Un-skip some tests and skip some flaky tests

1b7b02ef · hubertlu-tw · 4cfbe05c · 1b7b02ef · 1b7b02ef · 1b7b02ef
Commit 1b7b02ef authored Aug 08, 2022 by hubertlu-tw
3 changed files
--- a/tests/L0/run_amp/test_checkpointing.py
+++ b/tests/L0/run_amp/test_checkpointing.py
@@ -8,7 +8,7 @@ import torch.optim as optim
 from apex import amp
 from utils import common_init, FLOAT
+from apex.testing.common_utils import skipFlakyTest
 class MyModel(torch.nn.Module):
    def __init__(self):
@@ -161,6 +161,7 @@ class TestCheckpointing(unittest.TestCase):
                            # skip tests for different opt_levels
                            continue
+    @skipFlakyTest
    def test_loss_scale_decrease(self):
        num_losses = 3
        nb_decrease_loss_scales = [0, 1, 2]

--- a/tests/L0/run_fused_layer_norm/test_fused_layer_norm.py
+++ b/tests/L0/run_fused_layer_norm/test_fused_layer_norm.py
@@ -4,7 +4,7 @@ import unittest
 import torch
 import apex
+from apex.testing.common_utils import skipFlakyTest
 class TestFusedLayerNorm(unittest.TestCase):
    dtype = torch.float
@@ -188,6 +188,7 @@ class TestFusedRMSNormElemWiseHalf(TestFusedRMSNormElemWise):
        self.skipTest("Skip to save time")
+@skipFlakyTest
 class TestFusedLayerNormElemWiseBFloat16(TestFusedLayerNormElemWise):
    dtype = torch.bfloat16
    # NOTE (mkozuki): [BFloat16 Layer Norm flakiness]

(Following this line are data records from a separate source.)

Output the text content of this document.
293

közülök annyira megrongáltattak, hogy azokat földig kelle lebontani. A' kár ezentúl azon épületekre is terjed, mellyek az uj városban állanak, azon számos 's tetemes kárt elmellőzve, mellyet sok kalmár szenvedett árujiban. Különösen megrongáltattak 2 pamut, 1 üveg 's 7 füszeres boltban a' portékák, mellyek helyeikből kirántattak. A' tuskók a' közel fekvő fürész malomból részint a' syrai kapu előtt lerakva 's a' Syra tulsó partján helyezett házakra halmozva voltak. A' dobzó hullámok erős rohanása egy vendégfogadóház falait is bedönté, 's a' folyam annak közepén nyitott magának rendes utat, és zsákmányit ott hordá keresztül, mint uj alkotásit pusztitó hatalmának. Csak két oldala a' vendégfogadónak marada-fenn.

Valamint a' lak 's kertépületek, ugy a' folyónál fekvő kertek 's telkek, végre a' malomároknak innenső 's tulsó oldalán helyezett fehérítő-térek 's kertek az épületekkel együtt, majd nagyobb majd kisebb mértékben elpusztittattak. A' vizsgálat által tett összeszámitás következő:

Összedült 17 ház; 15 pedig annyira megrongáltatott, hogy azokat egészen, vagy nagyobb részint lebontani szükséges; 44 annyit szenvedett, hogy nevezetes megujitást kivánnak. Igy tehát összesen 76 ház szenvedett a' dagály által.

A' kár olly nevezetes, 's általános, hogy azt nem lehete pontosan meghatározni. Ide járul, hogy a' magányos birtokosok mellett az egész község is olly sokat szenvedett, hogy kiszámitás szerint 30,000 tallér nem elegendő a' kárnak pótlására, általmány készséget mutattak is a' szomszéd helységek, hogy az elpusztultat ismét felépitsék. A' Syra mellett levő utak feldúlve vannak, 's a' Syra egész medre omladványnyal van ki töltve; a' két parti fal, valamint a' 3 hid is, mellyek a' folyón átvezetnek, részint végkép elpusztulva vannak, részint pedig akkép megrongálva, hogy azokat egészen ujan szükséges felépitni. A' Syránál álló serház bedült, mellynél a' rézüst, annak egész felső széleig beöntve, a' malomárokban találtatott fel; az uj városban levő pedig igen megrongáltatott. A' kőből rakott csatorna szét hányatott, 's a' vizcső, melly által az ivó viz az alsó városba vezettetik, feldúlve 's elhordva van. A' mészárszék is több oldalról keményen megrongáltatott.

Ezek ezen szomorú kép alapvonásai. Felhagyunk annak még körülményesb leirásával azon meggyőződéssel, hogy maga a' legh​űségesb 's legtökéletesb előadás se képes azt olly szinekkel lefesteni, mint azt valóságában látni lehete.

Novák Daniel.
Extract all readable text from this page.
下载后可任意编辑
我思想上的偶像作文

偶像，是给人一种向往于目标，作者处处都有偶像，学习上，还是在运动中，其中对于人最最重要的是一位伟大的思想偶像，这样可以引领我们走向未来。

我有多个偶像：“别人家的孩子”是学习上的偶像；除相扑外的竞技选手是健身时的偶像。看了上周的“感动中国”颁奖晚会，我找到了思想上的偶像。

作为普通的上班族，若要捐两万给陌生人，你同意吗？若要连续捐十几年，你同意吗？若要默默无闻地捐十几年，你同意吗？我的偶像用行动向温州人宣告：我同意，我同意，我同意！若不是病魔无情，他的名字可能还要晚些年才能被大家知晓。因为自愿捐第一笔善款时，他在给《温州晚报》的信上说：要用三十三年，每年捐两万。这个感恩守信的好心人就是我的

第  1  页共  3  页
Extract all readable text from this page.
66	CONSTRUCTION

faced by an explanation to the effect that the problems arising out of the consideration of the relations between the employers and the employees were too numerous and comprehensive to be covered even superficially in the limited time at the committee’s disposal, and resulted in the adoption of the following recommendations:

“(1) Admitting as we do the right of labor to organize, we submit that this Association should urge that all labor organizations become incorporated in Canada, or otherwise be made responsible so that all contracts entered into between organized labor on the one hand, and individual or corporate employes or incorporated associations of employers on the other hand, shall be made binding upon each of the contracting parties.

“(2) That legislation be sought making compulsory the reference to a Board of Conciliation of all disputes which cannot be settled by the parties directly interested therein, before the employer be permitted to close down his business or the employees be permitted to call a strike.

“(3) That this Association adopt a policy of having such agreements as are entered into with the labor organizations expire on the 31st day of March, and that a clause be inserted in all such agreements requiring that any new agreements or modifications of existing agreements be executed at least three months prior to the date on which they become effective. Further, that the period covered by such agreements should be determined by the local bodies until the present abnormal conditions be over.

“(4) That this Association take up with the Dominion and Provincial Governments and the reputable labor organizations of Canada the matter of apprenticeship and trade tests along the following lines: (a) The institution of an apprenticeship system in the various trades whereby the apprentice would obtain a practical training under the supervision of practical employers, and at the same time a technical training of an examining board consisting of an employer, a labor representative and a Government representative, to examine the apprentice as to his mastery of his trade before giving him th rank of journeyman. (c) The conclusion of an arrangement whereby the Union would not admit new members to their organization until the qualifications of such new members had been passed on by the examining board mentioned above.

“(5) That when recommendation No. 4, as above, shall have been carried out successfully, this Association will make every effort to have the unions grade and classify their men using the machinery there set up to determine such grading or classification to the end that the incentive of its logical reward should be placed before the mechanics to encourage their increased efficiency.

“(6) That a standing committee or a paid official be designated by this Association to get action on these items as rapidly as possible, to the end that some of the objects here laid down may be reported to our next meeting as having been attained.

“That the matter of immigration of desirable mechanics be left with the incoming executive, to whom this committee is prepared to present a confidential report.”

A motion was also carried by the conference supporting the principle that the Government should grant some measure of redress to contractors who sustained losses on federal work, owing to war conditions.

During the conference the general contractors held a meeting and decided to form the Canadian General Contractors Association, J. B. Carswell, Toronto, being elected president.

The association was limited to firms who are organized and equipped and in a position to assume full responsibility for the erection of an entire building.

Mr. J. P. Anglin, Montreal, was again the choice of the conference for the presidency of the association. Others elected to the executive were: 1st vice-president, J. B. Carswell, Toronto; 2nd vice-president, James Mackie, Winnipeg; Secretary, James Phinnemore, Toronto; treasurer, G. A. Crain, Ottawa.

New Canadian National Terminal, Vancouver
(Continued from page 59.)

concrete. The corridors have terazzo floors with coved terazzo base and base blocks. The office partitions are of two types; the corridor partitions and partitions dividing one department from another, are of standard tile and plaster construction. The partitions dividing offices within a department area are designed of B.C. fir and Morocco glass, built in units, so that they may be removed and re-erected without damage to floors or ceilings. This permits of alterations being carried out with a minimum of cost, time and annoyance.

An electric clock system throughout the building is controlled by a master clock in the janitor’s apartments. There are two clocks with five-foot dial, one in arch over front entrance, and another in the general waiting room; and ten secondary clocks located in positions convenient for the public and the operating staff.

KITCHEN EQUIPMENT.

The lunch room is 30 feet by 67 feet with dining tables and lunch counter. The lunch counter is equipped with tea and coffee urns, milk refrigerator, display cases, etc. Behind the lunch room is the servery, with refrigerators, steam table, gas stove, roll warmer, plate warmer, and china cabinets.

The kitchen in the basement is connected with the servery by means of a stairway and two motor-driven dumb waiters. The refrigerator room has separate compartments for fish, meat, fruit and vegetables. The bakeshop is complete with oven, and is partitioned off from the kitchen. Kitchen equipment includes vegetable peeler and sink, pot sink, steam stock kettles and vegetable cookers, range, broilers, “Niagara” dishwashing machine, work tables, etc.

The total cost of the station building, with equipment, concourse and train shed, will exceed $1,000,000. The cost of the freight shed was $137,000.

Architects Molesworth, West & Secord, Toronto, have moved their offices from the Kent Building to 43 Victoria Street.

--- a/tests/L0/run_mlp/test_mlp.py
+++ b/tests/L0/run_mlp/test_mlp.py
@@ -7,7 +7,7 @@ import torch
 from torch import nn
 from apex.mlp import MLP
-from apex.testing.common_utils import skipIfRocm
+from apex.testing.common_utils import skipFlakyTest
 batch_size = 1024
 mlp_sizes = [480, 1024, 1024, 512, 256, 1]
@@ -18,7 +18,6 @@ class TestMLP(unittest.TestCase):
    def test_creation(self):
        MLP(mlp_sizes)
-    @skipIfRocm
    def test_numeric(self):
        mlp = MLP(mlp_sizes).cuda()
@@ -53,7 +52,6 @@ class TestMLP(unittest.TestCase):
            ref_mlp[0].bias.grad.detach().cpu().numpy(),
            atol=1e-7, rtol=1e-5)
-    @skipIfRocm
    def test_no_bias(self):
        for use_activation in ['none', 'relu', 'sigmoid']:
            mlp = MLP(mlp_sizes, bias=False, activation=use_activation).cuda()
@@ -91,7 +89,7 @@ class TestMLP(unittest.TestCase):
                ref_mlp[0].weight.grad.detach().cpu().numpy(),
                atol=1e-7, rtol=100)
-    @skipIfRocm
+    @skipFlakyTest
    def test_with_bias(self):
        for use_activation in ['none', 'relu', 'sigmoid']:
            mlp = MLP(mlp_sizes, bias=True, activation=use_activation).cuda()
@@ -134,7 +132,6 @@ class TestMLP(unittest.TestCase):
                ref_mlp[0].bias.grad.detach().cpu().numpy(),
                atol=1e-7, rtol=1e-5)
-    @skipIfRocm
    def test_no_grad(self):
        mlp = MLP(mlp_sizes).cuda()
@@ -165,7 +162,6 @@ class TestMLP(unittest.TestCase):
            ref_mlp[0].weight.grad.detach().cpu().numpy(),
            atol=1e-7, rtol=1e-5)
-    @skipIfRocm
    def test_performance_half(self):
        mlp = MLP(mlp_sizes).cuda().half()
@@ -195,7 +191,7 @@ class TestMLP(unittest.TestCase):
            mlp.zero_grad()
            test_loss.backward()
-        torch.cuda.profiler.start()
+        #torch.cuda.profiler.start()
        torch.cuda.synchronize()
        start_time = time()
        for _ in range(num_iters):
@@ -217,7 +213,7 @@ class TestMLP(unittest.TestCase):
        torch.cuda.synchronize()
        stop_time = time()
        print(F"C++ MLP time {(stop_time - start_time) * 1000. / num_iters:.4f} ms")
-        torch.cuda.profiler.stop()
+        #torch.cuda.profiler.stop()
 if __name__ == '__main__':
    unittest.main()